20 April 2011
20 April 2011, Lynnfield, MA USA—Crossref and the International DOI Foundation (IDF) have announced that all 46 million Crossref Digital Object Identifiers (DOIs) are now enabled for use in linked data applications, effective immediately.
The term “linked data” describes a set of best practices for exposing data in machine-readable form using the standard HTTP web protocol. These best practices support the development of tools to link and make use of data from multiple web sources without the need to deal with many different proprietary and incompatible application programming interfaces (APIs).
“We are delighted with this collaboration,” says Geoffrey Bilder, Director of Strategic Initiatives at Crossref. “By making sure that Crossref DOIs can be used according to linked data principles, we hope to encourage linked data applications to make use of Crossref DOIs as the basis for standard, persistent citations to the content our members publish on the web. We look forward to other DOI Registration Agencies (RAs) enabling similar functionality so that their members’ content also be persistently linked to by linked data tools.”
Norman Paskin of the IDF commented, “We feel that a significant advantage of applying Linked Data principles and technologies to DOI-registered material is that it is ‘data worth linking to’: it is curated, value-added, data, which is managed, corrected, updated and consistently maintained by Registration Agencies. It is also persistent, so avoiding ‘bit-rot’. This significant announcement by Crossref is part of improvements the International DOI Foundation is continuing to make to facilitate more sophisticated uses of a DOI.”
How It Works
The Corporation for National Research Initiatives (CNRI), the IDF, and Crossref have enabled the DOI web proxy (which is located at http://dx.doi.org) to support content negotiation for DOIs. In the early days of the web, human beings were following most URLs, and it made sense that the DOI web proxy only resolved Crossref DOIs to human-readable web pages. Now, however, a program is just as likely to follow a URL as a person is. The program may have to scrape the HTML landing page that was designed for humans for data that it needs. This aproach is suboptimal and error-prone. The solution for this problem until now has been that Crossref and other RAs have provided a variety of APIs that allow programs to query for DOIs and receive machine-readable content in return. Some examples of these APIs include OpenURL and piped queries.
The problem with these APIs is that they require programmers to familiarize themselves with sometimes extensive API documentation that varies from one data provider to the next. This approach is not scalable when dealing with many sources of information. Content negotiation helps because it is a standard part of the HTTP protocol that underlies the web. A program can now resolve a DOI through the standard web proxy and specify that the data should be returned in a machine-readable format, and the programmer can use the same methods they use for querying for data on any linked-data-enabled site.
Current users will notice no difference in the behavior of the DOI resolver system unless they explicitly start using content negotiation, thus ensuring backwards compatibility.
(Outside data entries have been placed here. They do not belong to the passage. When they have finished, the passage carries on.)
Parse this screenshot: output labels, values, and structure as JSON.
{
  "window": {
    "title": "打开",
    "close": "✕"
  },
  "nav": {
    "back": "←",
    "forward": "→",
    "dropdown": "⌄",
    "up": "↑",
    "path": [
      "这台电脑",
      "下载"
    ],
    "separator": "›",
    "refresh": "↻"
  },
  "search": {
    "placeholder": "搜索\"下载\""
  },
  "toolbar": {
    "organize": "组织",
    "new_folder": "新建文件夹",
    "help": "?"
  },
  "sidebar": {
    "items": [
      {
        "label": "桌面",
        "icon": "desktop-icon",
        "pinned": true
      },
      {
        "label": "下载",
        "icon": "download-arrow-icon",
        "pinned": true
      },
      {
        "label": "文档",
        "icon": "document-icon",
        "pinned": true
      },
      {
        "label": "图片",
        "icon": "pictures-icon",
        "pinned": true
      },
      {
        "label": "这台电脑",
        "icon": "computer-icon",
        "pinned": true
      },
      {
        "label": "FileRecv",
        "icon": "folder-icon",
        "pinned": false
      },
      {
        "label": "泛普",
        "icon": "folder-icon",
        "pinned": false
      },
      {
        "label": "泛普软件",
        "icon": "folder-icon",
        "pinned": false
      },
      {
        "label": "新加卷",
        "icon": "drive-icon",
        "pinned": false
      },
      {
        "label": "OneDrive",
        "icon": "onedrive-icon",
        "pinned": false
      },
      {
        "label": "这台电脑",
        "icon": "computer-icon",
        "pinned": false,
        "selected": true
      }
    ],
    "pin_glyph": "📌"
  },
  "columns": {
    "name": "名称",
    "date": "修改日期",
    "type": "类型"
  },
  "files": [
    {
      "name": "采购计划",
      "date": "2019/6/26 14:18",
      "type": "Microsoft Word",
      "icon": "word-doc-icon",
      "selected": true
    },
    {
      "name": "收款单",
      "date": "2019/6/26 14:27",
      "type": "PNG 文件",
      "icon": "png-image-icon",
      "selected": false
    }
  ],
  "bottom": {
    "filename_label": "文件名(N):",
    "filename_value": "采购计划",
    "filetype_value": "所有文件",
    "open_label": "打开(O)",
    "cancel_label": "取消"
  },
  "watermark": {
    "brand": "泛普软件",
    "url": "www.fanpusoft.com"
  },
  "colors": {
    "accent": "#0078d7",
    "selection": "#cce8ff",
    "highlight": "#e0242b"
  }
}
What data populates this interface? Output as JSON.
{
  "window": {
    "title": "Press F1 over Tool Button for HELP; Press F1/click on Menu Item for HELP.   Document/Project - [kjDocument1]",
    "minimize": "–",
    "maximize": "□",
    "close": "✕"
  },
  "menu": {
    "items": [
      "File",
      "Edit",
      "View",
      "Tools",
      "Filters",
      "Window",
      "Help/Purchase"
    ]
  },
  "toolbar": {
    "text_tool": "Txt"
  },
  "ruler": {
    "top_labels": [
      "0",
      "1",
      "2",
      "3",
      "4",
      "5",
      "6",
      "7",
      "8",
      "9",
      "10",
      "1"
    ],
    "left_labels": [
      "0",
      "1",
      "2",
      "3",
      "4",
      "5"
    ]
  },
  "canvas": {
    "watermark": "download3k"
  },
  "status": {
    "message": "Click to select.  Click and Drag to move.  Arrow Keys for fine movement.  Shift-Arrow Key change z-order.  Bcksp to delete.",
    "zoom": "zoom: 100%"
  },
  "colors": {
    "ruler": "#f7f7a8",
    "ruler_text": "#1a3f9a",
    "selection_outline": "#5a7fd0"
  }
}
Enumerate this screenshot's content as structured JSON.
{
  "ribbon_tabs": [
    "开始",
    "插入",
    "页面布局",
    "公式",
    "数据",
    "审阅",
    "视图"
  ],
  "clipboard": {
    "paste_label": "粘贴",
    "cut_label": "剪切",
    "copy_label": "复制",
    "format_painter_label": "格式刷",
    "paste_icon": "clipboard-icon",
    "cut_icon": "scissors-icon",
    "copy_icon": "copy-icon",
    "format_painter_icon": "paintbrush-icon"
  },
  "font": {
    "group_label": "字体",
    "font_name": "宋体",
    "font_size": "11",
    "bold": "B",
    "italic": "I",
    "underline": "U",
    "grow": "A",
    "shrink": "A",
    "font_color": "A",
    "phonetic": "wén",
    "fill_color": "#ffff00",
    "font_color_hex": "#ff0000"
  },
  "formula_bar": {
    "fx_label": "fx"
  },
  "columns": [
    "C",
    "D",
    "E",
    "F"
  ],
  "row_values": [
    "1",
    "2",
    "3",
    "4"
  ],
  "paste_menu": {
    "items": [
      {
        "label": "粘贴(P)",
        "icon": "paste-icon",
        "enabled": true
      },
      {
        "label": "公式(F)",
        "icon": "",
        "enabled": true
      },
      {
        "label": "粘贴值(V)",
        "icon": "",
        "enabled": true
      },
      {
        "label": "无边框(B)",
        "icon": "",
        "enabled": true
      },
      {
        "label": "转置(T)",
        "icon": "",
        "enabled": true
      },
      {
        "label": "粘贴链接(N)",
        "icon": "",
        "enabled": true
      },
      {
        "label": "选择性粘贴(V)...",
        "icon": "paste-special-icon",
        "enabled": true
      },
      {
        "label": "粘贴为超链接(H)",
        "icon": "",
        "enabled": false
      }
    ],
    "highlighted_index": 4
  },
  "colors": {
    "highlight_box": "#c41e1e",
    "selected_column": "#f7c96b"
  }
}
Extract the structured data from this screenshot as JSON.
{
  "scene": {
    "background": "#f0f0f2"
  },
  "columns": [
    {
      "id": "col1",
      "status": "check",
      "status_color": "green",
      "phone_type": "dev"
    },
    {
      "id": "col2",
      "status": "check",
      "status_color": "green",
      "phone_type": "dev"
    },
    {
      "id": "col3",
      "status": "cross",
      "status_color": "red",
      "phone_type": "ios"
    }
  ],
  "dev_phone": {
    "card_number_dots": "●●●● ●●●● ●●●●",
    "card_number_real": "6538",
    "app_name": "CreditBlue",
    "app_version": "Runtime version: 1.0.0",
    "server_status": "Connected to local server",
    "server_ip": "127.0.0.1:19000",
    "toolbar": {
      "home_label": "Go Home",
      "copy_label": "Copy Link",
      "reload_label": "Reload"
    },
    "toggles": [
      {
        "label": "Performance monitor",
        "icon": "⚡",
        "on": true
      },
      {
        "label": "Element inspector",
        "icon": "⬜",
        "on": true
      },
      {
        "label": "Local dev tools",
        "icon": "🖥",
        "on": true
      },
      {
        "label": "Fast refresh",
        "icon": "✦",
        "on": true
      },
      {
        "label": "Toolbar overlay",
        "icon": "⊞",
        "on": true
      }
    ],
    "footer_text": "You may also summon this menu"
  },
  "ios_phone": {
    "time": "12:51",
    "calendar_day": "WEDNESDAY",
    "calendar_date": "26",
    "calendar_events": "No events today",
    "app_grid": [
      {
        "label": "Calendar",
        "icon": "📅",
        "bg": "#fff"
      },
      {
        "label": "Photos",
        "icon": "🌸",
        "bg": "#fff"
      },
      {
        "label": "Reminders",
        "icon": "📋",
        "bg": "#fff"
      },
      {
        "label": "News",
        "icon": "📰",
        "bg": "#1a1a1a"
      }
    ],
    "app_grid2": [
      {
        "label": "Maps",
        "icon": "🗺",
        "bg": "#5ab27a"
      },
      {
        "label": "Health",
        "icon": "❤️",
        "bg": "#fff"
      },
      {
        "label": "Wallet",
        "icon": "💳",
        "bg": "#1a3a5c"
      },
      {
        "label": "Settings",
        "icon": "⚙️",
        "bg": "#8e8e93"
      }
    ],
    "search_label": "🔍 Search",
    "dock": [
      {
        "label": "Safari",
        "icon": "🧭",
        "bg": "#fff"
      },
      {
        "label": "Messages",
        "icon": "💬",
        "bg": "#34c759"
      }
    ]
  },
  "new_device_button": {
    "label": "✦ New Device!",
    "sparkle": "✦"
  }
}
An important feature of the implementation is that either the RA responsible for the DOI or the organization to whom the content identified by the DOI belongs can respond to any content negotiation request. Initially, programs requesting machine-readable data from Crossref DOIs using content negotiation will receive the metadata that the Crossref member publisher has registered at Crossref. As publishers start to implement content negotiation on their own sites, they may want to return richer and more complete representations of their content, at which point Crossref can direct content-negotiated requests directly to the publishers’ sites.
For further details and examples please visit http://www.crossref.org/CrossTech/2011/04/content_negotiation_for_crossr.html
About Crossref
Crossref (http://www.crossref.org) is a not-for-profit membership association of publishers. Since its founding in 1999, Crossref has provided reference linking services for more than 46 million content items, including journal articles, conference proceedings, books, book chapters, reference entries, technical reports, standards, and data sets. Crossref’s goal is to be a trusted collaborative organization with broad community connections; authoritative and innovative in support of a persistent, sustainable infrastructure for scholarly communication.